I’m in the mood for love! This wonderful independent pattern company, LOVE NOTIONS, designed one of my favorite top patterns for woven fabrics named RHAPSODY, and I wanted to share this sew-along with you because that’s what love is all about… sharing and caring.
What an amazing pattern this is with so many options for sleeves and body lengths. You can mix and match to your hearts desire. How can you not love it! After pondering my options with my linen fabric, I landed with the tie neckline and 3/4 flare sleeves. Before we get going, ensure your sewing machine is clean and has a needle perfect for your woven fabric of choice. Do a test stitch line to ensure your tension is correct too! I cut out all my pieces and marked all my notches and I am ready to get my sew on! I cut a medium and graded it out to a large down to the hemline since I’m a bit wide in the waist compared to what I was when I was 20 years old. ALSO…. cut a couple strips of fabric on the bias to make bias tape for your neck line and strings. I cut out one long bias strip 1 1/4 ” wide by about 50″ long. If you choose you can cut your bias wider than that but I like the thinner look. Press your bias tape so it looks like the below pic: You don’t need any special tool to make bias tape. It does help to use spray starch though.
NOTE: Seam allowances for the side seams and sleeve seams are 1/2″ so you can make FRENCH SEAMS and hide all those raw edges nice and neat. All the rest are 3/8″ seams along the yoke and armscyes when you set the sleeves in place.
Sew… Here we GO!!!
First step it to baste the back pleat in the center. Match the notches, press it down and baste. Now sandwich the back bodice in between the yoke pieces ensuring your right side back bodice is touching the right side of the main yoke piece. The right side of the yoke facing should be touching the wrong side of the bodice. Sew in place using 3/8″ seam allowance.
I pressed the yoke up and topstitched it in place.
Grab your front bodice piece and sew two rows of gathering stitches along the shoulders. Now we are going to attach the front bodice to the yoke at the shoulder seams by doing the “burrito” method. It’s a bit of origami magic.
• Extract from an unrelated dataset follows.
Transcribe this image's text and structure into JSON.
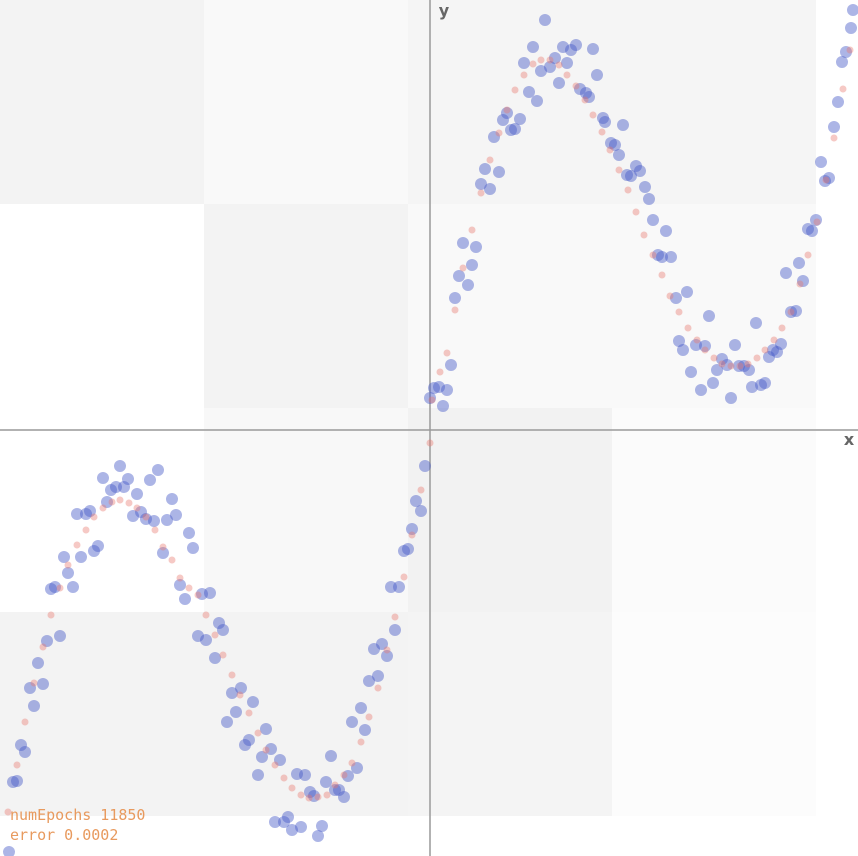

First, with right sides together, align the back and front together letting the wrong side yoke facing hanging down. Gather the front shoulders to fit the yoke and pin in place. Now roll the lower body of the top up like a burrito and bring the back yoke facing up to match the shoulders so the body of the blouse is rolled up inside the yoke. Sew the shoulder seams and then turn blouse right side out. Give it a good press and top stitch.
FRENCH SEAM TIME: Now for those of you who have not sewn a French seam, now is the time to learn. French seams are such a great way to keep your garment looking great inside and out. It hides those unsightly raw edges and keeps your fabric from fraying away. So… with WRONG sides together, sew the side seams using a scant 1/4″ seam allowance. Press and turn wrong side out and stitch 3/8″ seam allowance again. This process hides the raw edges. Press and topstitch your seam. Do the same type of French seam for sewing the 3/4 sleeve and flare together.
Sew a narrow hem on both the sleeves and the bottom bodice hemline. It really helps to sew a line of stitching 1/4″ away from raw edge before you fold it up and press it.
All that’s left to do is the neckline. Sew the bias tape you made to V portion of the neckline first. I like to sew bias tape to the wrong side of the garment first and fold it over to the right side and topstitch it in place. I find it looks better in my humble opinion. Once you get the V neck down, sew the bias tape to the rest of the neckline ensuring you have long enough ties to your liking on both ends of the neckline.
WHHHHAAAAAAAA. LLLAAAAAAAHHHHHHH!!! What a great top. Love this pattern. It has so many possibilities for personalization and design.